The Forest Service contended that the EIS does provide specificity required by NEPA because it identifies potential areas of harvest within the project area. It cites Stein v. Barton in which the district court concluded that an EIS need not provide “exact timetables and locations on the ground for planned harvesting activities within each harvest unit.” The EIS in that case, however, “contained comprehensive, detailed quantitative and qualitative descriptions of the logging and roading plans for each harvest unit.”
In another case, Wildearth Guardians v. Conner, the 10th Circuit Court found that using a “worst case scenario” where the maximum treatment possible in each area was examined and assuming, if approved, that any lesser applications of treatment would also meet the requirements of NEPA, was alright for an Environmental Assessment, but not an EIS.
“An EA is meant to determine whether an action will have a significant impact on the environment, such that an EIS is necessary. In contrast, an EIS must compare the environmental impacts of different alternatives, not just determine whether environmental impacts will occur,” it states in the injunction.
Based on the foregoing, the Court found that “plaintiffs have shown that there are at least serious questions going to the merits of its NEPA claim.”
Anderson said that he did not want to address the ongoing litigation in Alaska.
“The Tongass is so different than the Bitterroot,” said Anderson. “There is not much similarity. I’m not trying to replicate that process here. It was a conditioned-based process up there. It’s like comparing apples to oranges.” In reference to conditioned-based projects, he said, “One difference with this project is that some of that will be pre-decision and some of that will be in implementation. We are trying to shift some of the workload to the implementation stage.”
He said they have a slew of options, from traditional NEPA, to programmatic NEPA to condition-based NEPA “and we are trying to figure it out.”
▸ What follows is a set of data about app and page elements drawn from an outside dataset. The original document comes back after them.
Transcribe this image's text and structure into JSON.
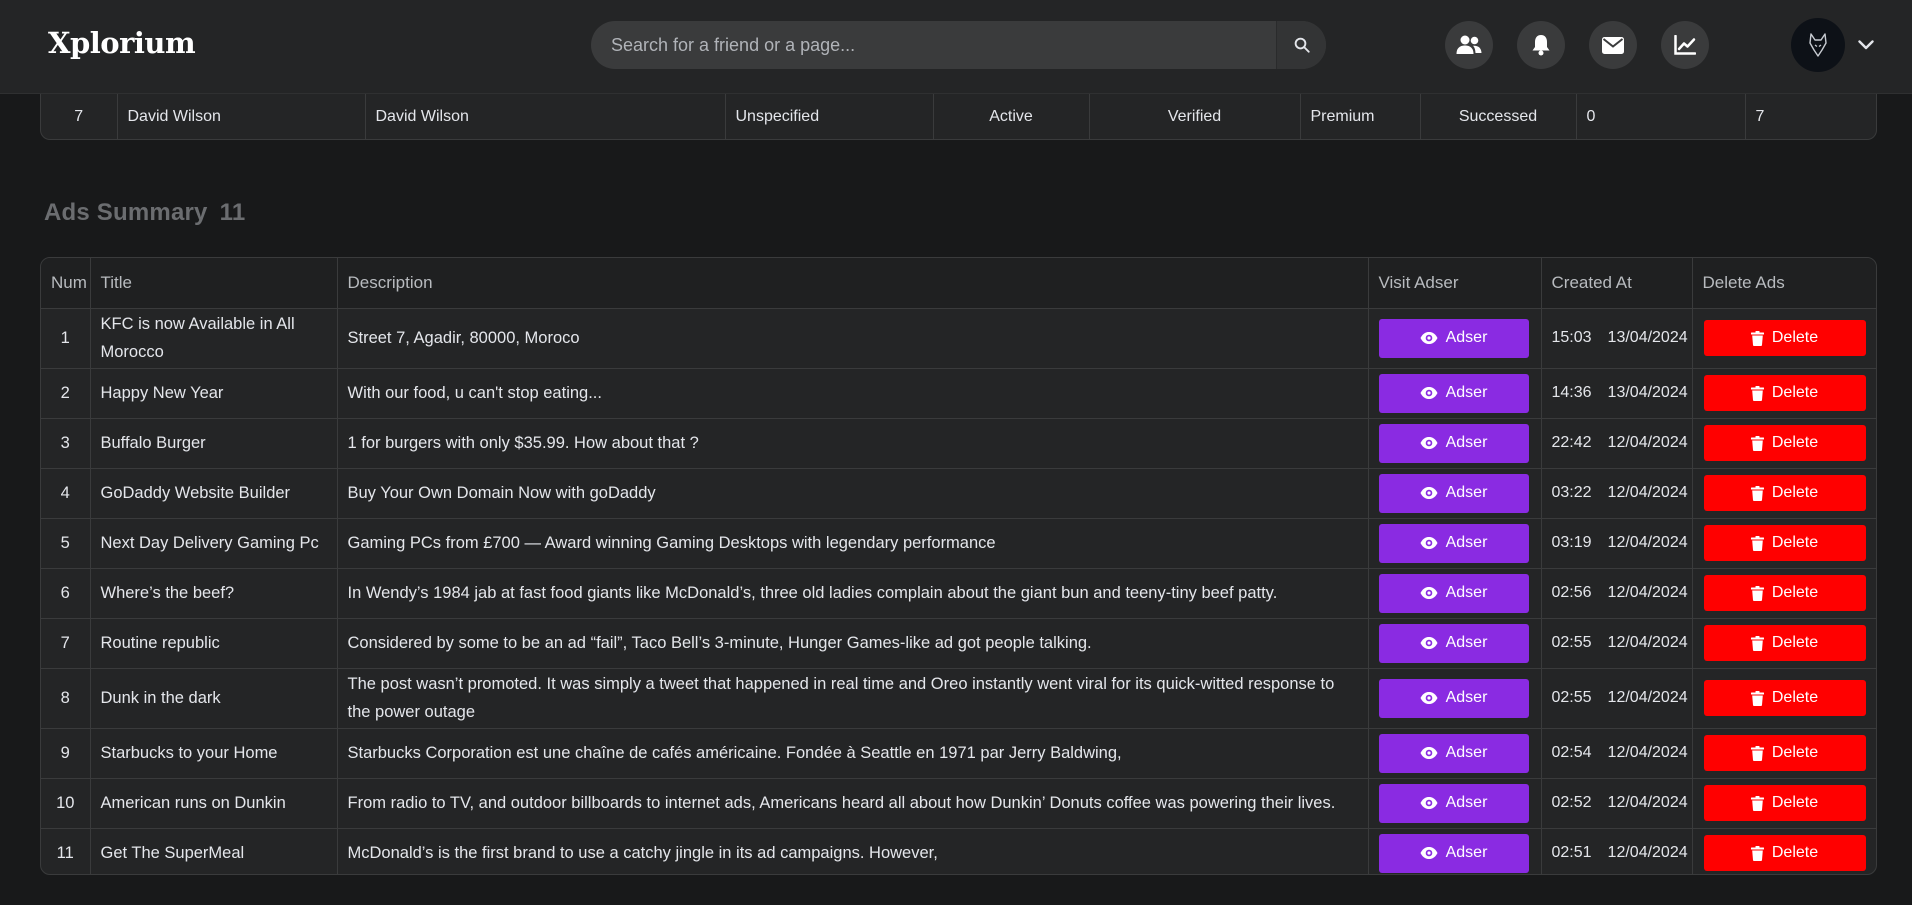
{
  "brand": {
    "logo": "Xplorium"
  },
  "search": {
    "placeholder": "Search for a friend or a page..."
  },
  "header_icons": [
    "friends-icon",
    "bell-icon",
    "mail-icon",
    "chart-icon"
  ],
  "users_row": {
    "num": "7",
    "username": "David Wilson",
    "fullname": "David Wilson",
    "gender": "Unspecified",
    "status": "Active",
    "verification": "Verified",
    "plan": "Premium",
    "payment": "Successed",
    "count_a": "0",
    "count_b": "7"
  },
  "ads_section": {
    "title": "Ads Summary",
    "count": "11"
  },
  "ads_table": {
    "headers": {
      "num": "Num",
      "title": "Title",
      "description": "Description",
      "visit": "Visit Adser",
      "created": "Created At",
      "delete": "Delete Ads"
    },
    "adser_label": "Adser",
    "delete_label": "Delete",
    "rows": [
      {
        "num": "1",
        "title": "KFC is now Available in All Morocco",
        "description": "Street 7, Agadir, 80000, Moroco",
        "time": "15:03",
        "date": "13/04/2024"
      },
      {
        "num": "2",
        "title": "Happy New Year",
        "description": "With our food, u can't stop eating...",
        "time": "14:36",
        "date": "13/04/2024"
      },
      {
        "num": "3",
        "title": "Buffalo Burger",
        "description": "1 for burgers with only $35.99. How about that ?",
        "time": "22:42",
        "date": "12/04/2024"
      },
      {
        "num": "4",
        "title": "GoDaddy Website Builder",
        "description": "Buy Your Own Domain Now with goDaddy",
        "time": "03:22",
        "date": "12/04/2024"
      },
      {
        "num": "5",
        "title": "Next Day Delivery Gaming Pc",
        "description": "Gaming PCs from £700 — Award winning Gaming Desktops with legendary performance",
        "time": "03:19",
        "date": "12/04/2024"
      },
      {
        "num": "6",
        "title": "Where’s the beef?",
        "description": "In Wendy’s 1984 jab at fast food giants like McDonald’s, three old ladies complain about the giant bun and teeny-tiny beef patty.",
        "time": "02:56",
        "date": "12/04/2024"
      },
      {
        "num": "7",
        "title": "Routine republic",
        "description": "Considered by some to be an ad “fail”, Taco Bell’s 3-minute, Hunger Games-like ad got people talking.",
        "time": "02:55",
        "date": "12/04/2024"
      },
      {
        "num": "8",
        "title": "Dunk in the dark",
        "description": "The post wasn’t promoted. It was simply a tweet that happened in real time and Oreo instantly went viral for its quick-witted response to the power outage",
        "time": "02:55",
        "date": "12/04/2024"
      },
      {
        "num": "9",
        "title": "Starbucks to your Home",
        "description": "Starbucks Corporation est une chaîne de cafés américaine. Fondée à Seattle en 1971 par Jerry Baldwing,",
        "time": "02:54",
        "date": "12/04/2024"
      },
      {
        "num": "10",
        "title": "American runs on Dunkin",
        "description": "From radio to TV, and outdoor billboards to internet ads, Americans heard all about how Dunkin’ Donuts coffee was powering their lives.",
        "time": "02:52",
        "date": "12/04/2024"
      },
      {
        "num": "11",
        "title": "Get The SuperMeal",
        "description": "McDonald’s is the first brand to use a catchy jingle in its ad campaigns. However,",
        "time": "02:51",
        "date": "12/04/2024"
      }
    ]
  },
  "colors": {
    "accent_purple": "#8a2be2",
    "danger_red": "#ff0000",
    "success_green": "#31c82f"
  }
}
Asked about the fact that the current Forest Plan describes a desired future condition for the Bitterroot Front that involves returning it to primarily a Ponderosa pine habitat with little understory, Anderson said that is in the current plan, but that the plan is about 30 years old. He said a lot has changed in that time on the ground. There have been lots of fires and areas where no fires have occurred, and the fuel load has gotten extremely high. He said current conditions need to be assessed and they were currently compiling all the maps and other information they need to get an accurate picture of what is on the ground today in the project area.
“We are right now just trying to get more input, more often, from the public and be sure that the public is involved in the project from the beginning and throughout the life of it,” said Anderson. “I want the community at large to really own this decision.”
Information Officer Todd McKay said, “I hope your article could clear up one confusion. We are not planning on a 150,000-acre clearcut.”